Assignment Help: >> Optimal Commodity Taxation - Ramsey Rule

Ramsey Rule:

Ramsey rule (1927) requires that the optimal set of commodity taxes leads to an equal percentage reduction in the compensated demands for all goods and factors. Recall that compensated demand for a good is derived by keeping utility constant consequent upon a price change and assessing how demand changes with a change in the relative price only. Compensated demand  therefore captures only one component of price effect, i.e., the substitution effect as the concern of the theory of optimal taxation pertains to excess burden. By way of clarification, since optimality pertains to allocation in terms of quantities, Ramsey rule  demands "equal-percentage- change" in the quantities of each good (or factor) rather than equal percentage change in the prices as implied by uniform taxation.
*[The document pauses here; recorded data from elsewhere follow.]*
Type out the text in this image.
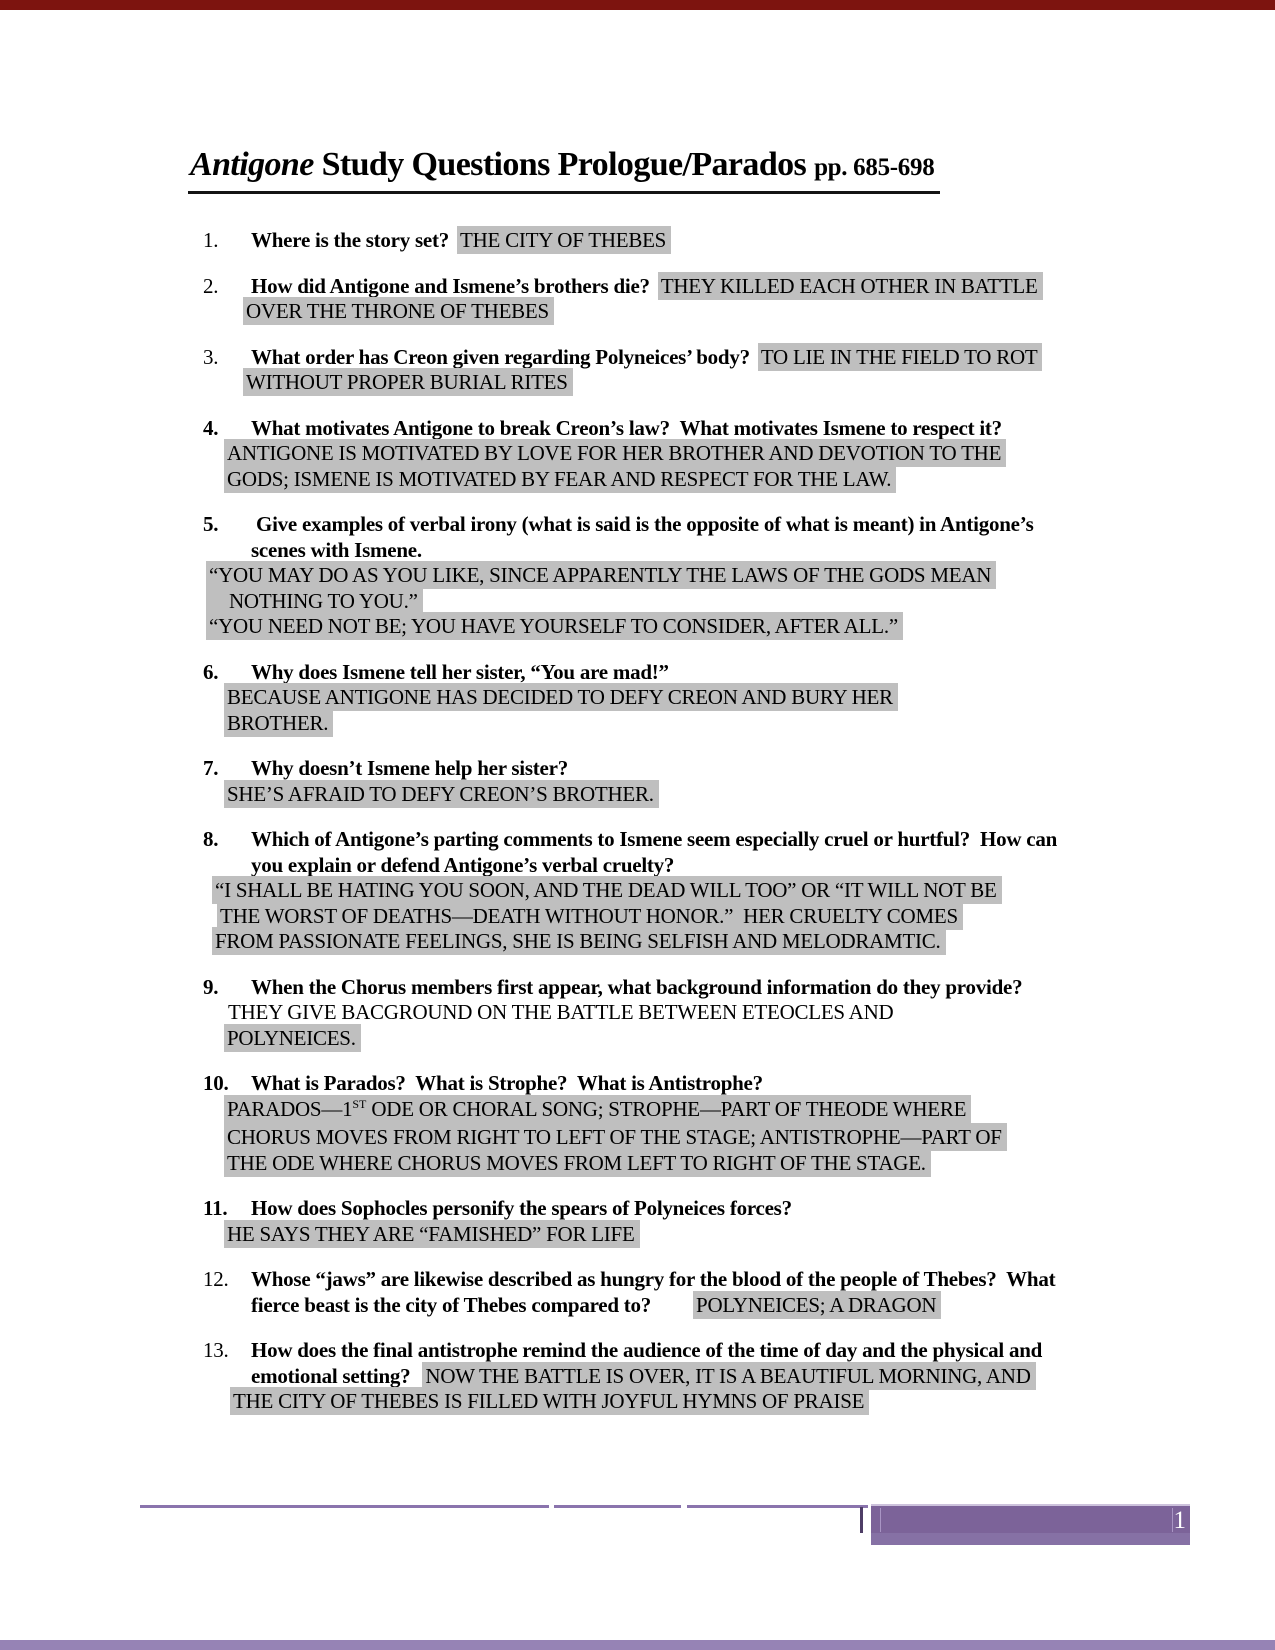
Antigone Study Questions Prologue/Parados pp. 685-698
1. Where is the story set? THE CITY OF THEBES
2. How did Antigone and Ismene’s brothers die? THEY KILLED EACH OTHER IN BATTLE
OVER THE THRONE OF THEBES
3. What order has Creon given regarding Polyneices’ body? TO LIE IN THE FIELD TO ROT
WITHOUT PROPER BURIAL RITES
4. What motivates Antigone to break Creon’s law?  What motivates Ismene to respect it?
ANTIGONE IS MOTIVATED BY LOVE FOR HER BROTHER AND DEVOTION TO THE
GODS; ISMENE IS MOTIVATED BY FEAR AND RESPECT FOR THE LAW.
5. Give examples of verbal irony (what is said is the opposite of what is meant) in Antigone’s
scenes with Ismene.
“YOU MAY DO AS YOU LIKE, SINCE APPARENTLY THE LAWS OF THE GODS MEAN
NOTHING TO YOU.”
“YOU NEED NOT BE; YOU HAVE YOURSELF TO CONSIDER, AFTER ALL.”
6. Why does Ismene tell her sister, “You are mad!”
BECAUSE ANTIGONE HAS DECIDED TO DEFY CREON AND BURY HER
BROTHER.
7. Why doesn’t Ismene help her sister?
SHE’S AFRAID TO DEFY CREON’S BROTHER.
8. Which of Antigone’s parting comments to Ismene seem especially cruel or hurtful?  How can
you explain or defend Antigone’s verbal cruelty?
“I SHALL BE HATING YOU SOON, AND THE DEAD WILL TOO” OR “IT WILL NOT BE
THE WORST OF DEATHS—DEATH WITHOUT HONOR.”  HER CRUELTY COMES
FROM PASSIONATE FEELINGS, SHE IS BEING SELFISH AND MELODRAMTIC.
9. When the Chorus members first appear, what background information do they provide?
THEY GIVE BACGROUND ON THE BATTLE BETWEEN ETEOCLES AND
POLYNEICES.
10. What is Parados?  What is Strophe?  What is Antistrophe?
PARADOS—1ST ODE OR CHORAL SONG; STROPHE—PART OF THEODE WHERE
CHORUS MOVES FROM RIGHT TO LEFT OF THE STAGE; ANTISTROPHE—PART OF
THE ODE WHERE CHORUS MOVES FROM LEFT TO RIGHT OF THE STAGE.
11. How does Sophocles personify the spears of Polyneices forces?
HE SAYS THEY ARE “FAMISHED” FOR LIFE
12. Whose “jaws” are likewise described as hungry for the blood of the people of Thebes?  What
fierce beast is the city of Thebes compared to? POLYNEICES; A DRAGON
13. How does the final antistrophe remind the audience of the time of day and the physical and
emotional setting? NOW THE BATTLE IS OVER, IT IS A BEAUTIFUL MORNING, AND
THE CITY OF THEBES IS FILLED WITH JOYFUL HYMNS OF PRAISE
1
Ramsey (1927) showed that a uniform commodity tax system, which does not change the relative prices is, in fact, rarely optimal.  It may appear that taxing goods and services at a uniform rate would be optimal, as relative prices remain unchanged. However, this is just a tax on income as real incomes falls with the rise in nominal price level on account of a rise in prices of all goods and services  rise by the same magnitude. Uniform set of taxes may therefore appeal to the policy makers apparently because relative prices remain unchanged and optimal decisions are satisfied. But ultimately it is the price - induced change in demand which matters. So,  imposing a uniform rate of tax on a good whose compensated demand is relatively elastic would generate less revenue as well as greater inefficiency as demand changes relatively more.